What are the symptoms of B cell (B lymphocyte) disorders?

From the Guidelines

B cell symptoms are characterized by a range of clinical manifestations, including recurrent infections, autoimmune disorders, and lymphoproliferative diseases, which can result from defects in B cell development, function, or regulation, as seen in primary immunodeficiency diseases (PIDD) such as agammaglobulinemia, hyper-IgM syndrome, and common variable immunodeficiency (CVID) 1. These symptoms can be associated with specific PIDD entities, such as:

• Agammaglobulinemia, which is characterized by a lack of B cells and recurrent infections 1
• Hyper-IgM syndrome, which is caused by abnormal B cell signaling resulting in defective class-switch recombination and somatic hypermutation 1
• CVID, which is a heterogeneous group of disorders characterized by hypogammaglobulinemia, impaired antibody responses, and increased susceptibility to infections 1 The clinical manifestations of B cell symptoms can vary widely, depending on the underlying PIDD entity, and may include:
• Recurrent infections, such as pneumonia, sinusitis, and otitis media
• Autoimmune disorders, such as autoimmune hemolytic anemia, thrombocytopenia, and rheumatoid arthritis
• Lymphoproliferative diseases, such as lymphoma and lymphoproliferative syndrome
• Gastrointestinal disorders, such as diarrhea, abdominal pain, and malabsorption The diagnosis of B cell symptoms typically involves a combination of clinical evaluation, laboratory tests, and imaging studies, including:
• Flow cytometry to evaluate B cell numbers and phenotypes
• Serum immunoglobulin quantitation to assess antibody levels
• Molecular analyses to identify genetic defects underlying the PIDD entity
• Imaging studies, such as chest X-rays and computed tomography (CT) scans, to evaluate for infections and lymphoproliferative diseases Treatment of B cell symptoms depends on the underlying PIDD entity and may include:
• Immunoglobulin replacement therapy to replace deficient antibodies
• Antibiotics to treat recurrent infections
• Immunomodulatory therapies to regulate the immune response
• Hematopoietic stem cell transplantation (HSCT) to replace the defective immune system According to a study published in the Journal of Allergy and Clinical Immunology in 2015, the diagnosis and management of primary immunodeficiency diseases, including those characterized by B cell symptoms, require a multidisciplinary approach involving immunologists, infectious disease specialists, and other healthcare professionals 1.

From the FDA Drug Label

The FDA drug label does not answer the question.

From the Research

B Cell Symptoms

B cell symptoms can be related to various autoimmune diseases, including rheumatoid arthritis (RA). The symptoms of RA include:

• Joint inflammation and pain
• Destruction of cartilage
• Formation of pannus
• Proliferation of joint synovial tissue As stated in the study 2, the global incidence of RA is about 1%, and it is more common in women.

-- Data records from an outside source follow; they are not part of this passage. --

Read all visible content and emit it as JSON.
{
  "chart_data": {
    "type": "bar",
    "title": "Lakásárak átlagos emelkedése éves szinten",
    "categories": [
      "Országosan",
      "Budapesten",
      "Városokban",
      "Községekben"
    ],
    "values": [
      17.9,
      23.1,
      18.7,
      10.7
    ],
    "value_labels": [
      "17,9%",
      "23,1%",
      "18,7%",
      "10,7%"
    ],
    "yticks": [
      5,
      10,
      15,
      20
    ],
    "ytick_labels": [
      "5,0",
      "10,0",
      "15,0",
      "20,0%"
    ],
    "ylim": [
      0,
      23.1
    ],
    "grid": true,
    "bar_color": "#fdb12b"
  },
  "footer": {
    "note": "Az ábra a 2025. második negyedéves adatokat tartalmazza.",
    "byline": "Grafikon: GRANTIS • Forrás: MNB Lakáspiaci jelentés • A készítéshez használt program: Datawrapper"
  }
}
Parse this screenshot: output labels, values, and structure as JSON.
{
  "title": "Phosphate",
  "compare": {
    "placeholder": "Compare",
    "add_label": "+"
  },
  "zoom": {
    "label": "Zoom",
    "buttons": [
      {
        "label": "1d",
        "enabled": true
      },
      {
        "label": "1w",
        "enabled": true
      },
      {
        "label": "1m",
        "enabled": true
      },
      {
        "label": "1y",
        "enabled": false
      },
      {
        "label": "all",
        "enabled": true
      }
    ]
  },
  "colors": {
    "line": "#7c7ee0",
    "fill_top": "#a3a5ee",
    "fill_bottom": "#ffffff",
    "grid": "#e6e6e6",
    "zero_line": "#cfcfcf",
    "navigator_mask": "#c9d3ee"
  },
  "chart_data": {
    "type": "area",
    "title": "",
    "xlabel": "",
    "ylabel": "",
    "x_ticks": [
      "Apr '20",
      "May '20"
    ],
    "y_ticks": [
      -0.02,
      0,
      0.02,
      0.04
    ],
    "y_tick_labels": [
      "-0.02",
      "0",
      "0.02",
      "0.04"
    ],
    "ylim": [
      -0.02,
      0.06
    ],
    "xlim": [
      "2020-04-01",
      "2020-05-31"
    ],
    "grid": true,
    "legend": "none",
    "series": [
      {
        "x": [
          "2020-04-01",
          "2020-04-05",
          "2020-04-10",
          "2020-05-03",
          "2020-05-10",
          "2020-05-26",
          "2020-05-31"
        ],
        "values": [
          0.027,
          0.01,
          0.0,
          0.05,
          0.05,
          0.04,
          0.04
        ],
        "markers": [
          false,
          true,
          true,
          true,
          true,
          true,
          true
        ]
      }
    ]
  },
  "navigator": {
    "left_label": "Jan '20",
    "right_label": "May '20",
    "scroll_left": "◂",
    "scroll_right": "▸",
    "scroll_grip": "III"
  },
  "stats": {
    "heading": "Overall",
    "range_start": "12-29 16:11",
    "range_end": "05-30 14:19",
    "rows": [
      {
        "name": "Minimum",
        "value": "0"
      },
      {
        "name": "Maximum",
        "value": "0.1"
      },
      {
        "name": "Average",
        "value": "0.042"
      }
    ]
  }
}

Autoantibodies and B Cells

Autoantibodies, such as rheumatoid factor (RF) and anti-citrullinated protein antibodies (ACPA), are present in RA patients and can be used as indicators of the disease 3. These autoantibodies can be produced by autoreactive B cells, which play a key role in the pathogenesis of RA. The development of autoreactive B cells in RA largely depends on the interaction with T cells, in which HLA "shared epitope" and HLA DERAA may play an important role 3.

B Cell Depletion Therapy

B cell depletion therapy has been used to treat RA, and it has been shown to be effective in reducing inflammatory indicators in RA patients 2, 4. However, this therapy can also increase the risk of infection and cancer, suggesting that it is necessary to deplete pathogenic B cells instead of all B cells 2, 4.

Primary B-Cell Immunodeficiencies

Primary B-cell immunodeficiencies refer to diseases resulting from impaired antibody production due to either molecular defects intrinsic to B-cells or a failure of interaction between B-cells and T-cells 5. Patients with primary B-cell immunodeficiencies typically have recurrent infections and can vary with presentation and complications depending upon where the defect has occurred in B-cell development or the degree of functional impairment.